Hakes refers reverently to the infamous Rio
conference on environmental issues, with no mention of the enormous
piles of waste that conference generated or the fact that Al Gore chose
a chartered jet instead of saving fuel and flying commercial like
everyone else. Gore's motivation has nothing to do with "saving the
planet" and everything to do with sating the outsized ego of Al Gore
(and, of course, adding even more millions of dollars to his millions of
dollars of net worth).
Hakes tries to nullify any objection to Al Gore by
remarking that people like to hate Al Gore and so don't listen to him.
No, we hate Al Gore precisely because we have listened to him and
are downright sick of his blatant and voluminous lies.
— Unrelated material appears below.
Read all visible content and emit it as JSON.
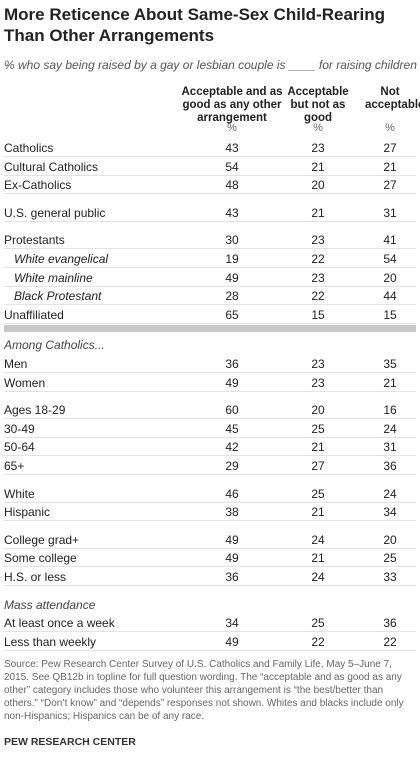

In 2006, Gore
inflicted the world with a fraudumentary that should have been
named, "It's Inconvenient for Me to Tell the Truth." Various analysts
have produced rebuttals identifying 40+ errors of fact or outright
falsehoods. That's hardly a work of nonfiction.
From a June, 2008 issue of The Week:
"Al Gore's energy consumption at his spacious Tennessee home rose 10 percent
in 2007, despite the installation of solar panels and more efficient light
bulbs. Gore still consumes 50% more electricity every month than the average
American does in a year."
Looks like Al doesn't believe his own spiel. Who should know better than Al himself
that he's peddling absolute nonsense?
He's telling us this in no uncertain terms, which is rather sporting of him. Hakes should forget about global warming, and we
should all forget about Al Gore. We do not need these "ignore the data"
theories or "make Al Gore rich" programs to drive home the point that we
need to be better stewards of our resources.
I say this as a person who, unlike Al Gore, has a
negative carbon foot print (yep, I absorb more carbon than I release).
I've been on the "save energy" bandwagon since I was a little kid.
That's because my parents realized money doesn't grow on trees. They
were taught Depression era economics as kids, and they passed that
thinking on to their kids. Waste not, want not. I have so structured my
energy-conscious life that I buy gasoline only once every six weeks
despite living in a Midwestern suburb with no mass transit.